Lorsque Jayline se réveilla, le soleil pointait déjà dans le ciel. Son transpondeur intact gisait au pied du rocher. Elle l’alluma, il se mit aussitôt en relation avec le Protée, indiquant clairement l’endroit ou le navire était posé, c’était à une vingtaine de kilomètres. Elle soupira de soulagement, ses camarades devaient être vivantes, à sa recherche… La position de Abby c’était effacée… Cela inquiéta un peu la jeune technicienne. Elle mémorisa la direction à suivre, pour l’instant, elle marchait à l’opposé, elle fit donc demi-tour et se mit en route pour rallier le bord le plus tôt possible. Le soleil dardait ses rayons implacables, nue comme un ver à part ses chaussures, elle pensa que bientôt un super hale doré recouvrirait son corps, si ce n’était pas un coup de soleil !

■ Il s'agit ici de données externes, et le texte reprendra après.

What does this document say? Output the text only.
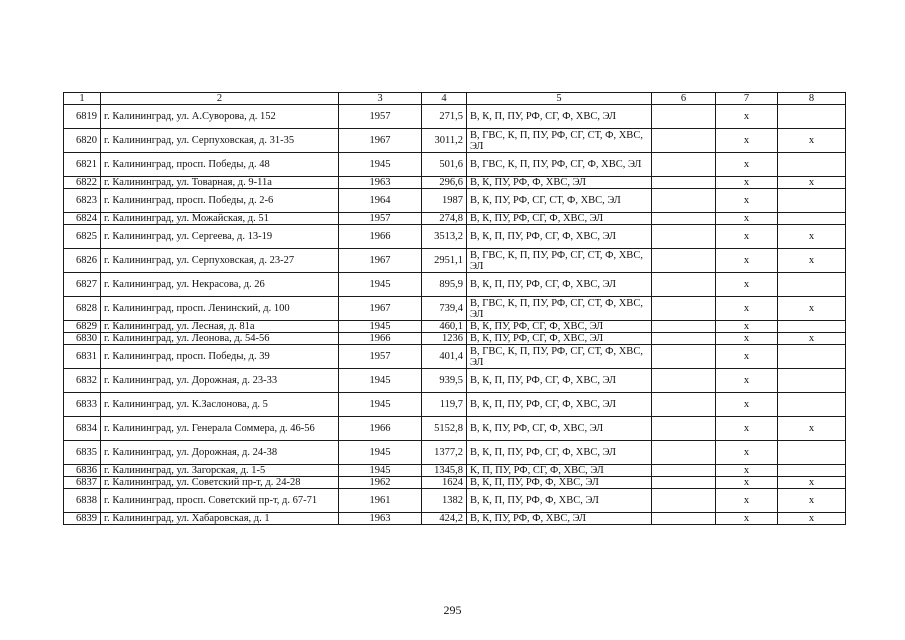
1	2	3	4	5	6	7	8
6819	г. Калининград, ул. А.Суворова, д. 152	1957	271,5	В, К, П, ПУ, РФ, СГ, Ф, ХВС, ЭЛ		х	
6820	г. Калининград, ул. Серпуховская, д. 31-35	1967	3011,2	В, ГВС, К, П, ПУ, РФ, СГ, СТ, Ф, ХВС, ЭЛ		х	х
6821	г. Калининград, просп. Победы, д. 48	1945	501,6	В, ГВС, К, П, ПУ, РФ, СГ, Ф, ХВС, ЭЛ		х	
6822	г. Калининград, ул. Товарная, д. 9-11а	1963	296,6	В, К, ПУ, РФ, Ф, ХВС, ЭЛ		х	х
6823	г. Калининград, просп. Победы, д. 2-6	1964	1987	В, К, ПУ, РФ, СГ, СТ, Ф, ХВС, ЭЛ		х	
6824	г. Калининград, ул. Можайская, д. 51	1957	274,8	В, К, ПУ, РФ, СГ, Ф, ХВС, ЭЛ		х	
6825	г. Калининград, ул. Сергеева, д. 13-19	1966	3513,2	В, К, П, ПУ, РФ, СГ, Ф, ХВС, ЭЛ		х	х
6826	г. Калининград, ул. Серпуховская, д. 23-27	1967	2951,1	В, ГВС, К, П, ПУ, РФ, СГ, СТ, Ф, ХВС, ЭЛ		х	х
6827	г. Калининград, ул. Некрасова, д. 26	1945	895,9	В, К, П, ПУ, РФ, СГ, Ф, ХВС, ЭЛ		х	
6828	г. Калининград, просп. Ленинский, д. 100	1967	739,4	В, ГВС, К, П, ПУ, РФ, СГ, СТ, Ф, ХВС, ЭЛ		х	х
6829	г. Калининград, ул. Лесная, д. 81а	1945	460,1	В, К, ПУ, РФ, СГ, Ф, ХВС, ЭЛ		х	
6830	г. Калининград, ул. Леонова, д. 54-56	1966	1236	В, К, ПУ, РФ, СГ, Ф, ХВС, ЭЛ		х	х
6831	г. Калининград, просп. Победы, д. 39	1957	401,4	В, ГВС, К, П, ПУ, РФ, СГ, СТ, Ф, ХВС, ЭЛ		х	
6832	г. Калининград, ул. Дорожная, д. 23-33	1945	939,5	В, К, П, ПУ, РФ, СГ, Ф, ХВС, ЭЛ		х	
6833	г. Калининград, ул. К.Заслонова, д. 5	1945	119,7	В, К, П, ПУ, РФ, СГ, Ф, ХВС, ЭЛ		х	
6834	г. Калининград, ул. Генерала Соммера, д. 46-56	1966	5152,8	В, К, ПУ, РФ, СГ, Ф, ХВС, ЭЛ		х	х
6835	г. Калининград, ул. Дорожная, д. 24-38	1945	1377,2	В, К, П, ПУ, РФ, СГ, Ф, ХВС, ЭЛ		х	
6836	г. Калининград, ул. Загорская, д. 1-5	1945	1345,8	К, П, ПУ, РФ, СГ, Ф, ХВС, ЭЛ		х	
6837	г. Калининград, ул. Советский пр-т, д. 24-28	1962	1624	В, К, П, ПУ, РФ, Ф, ХВС, ЭЛ		х	х
6838	г. Калининград, просп. Советский пр-т, д. 67-71	1961	1382	В, К, П, ПУ, РФ, Ф, ХВС, ЭЛ		х	х
6839	г. Калининград, ул. Хабаровская, д. 1	1963	424,2	В, К, ПУ, РФ, Ф, ХВС, ЭЛ		х	х
295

Elle marchait d’un bon pas, lorsque des cliquetis évoquant des pattes d’insectes géants parvinrent à ses oreilles. Elle jeta un regard circulaire derrière elle, environ cinq ou six grosses araignées se dirigeaient en arc de cercle vers elle. Elles avaient l’air menaçantes. Jayline hâta le pas, elles accélérèrent, la jeune fille se mit à courir, il lui semblait qu’une voix dans sa tête guidait sa course vers un canyon. Elle y arriva avant les araignées, elle avait un peu distancé les arachnoïdes, la voix l’appela lui indiquant une cachette derrière une anfractuosité, elle y plongea. Elle se trouva nez à nez avec un Alien qui ressemblait à une grande larve blanche. La voix lui dit de le suivre, elle connaissait bien Abby, son nom était Astomar et l’Alien se coula dans un petit tunnel.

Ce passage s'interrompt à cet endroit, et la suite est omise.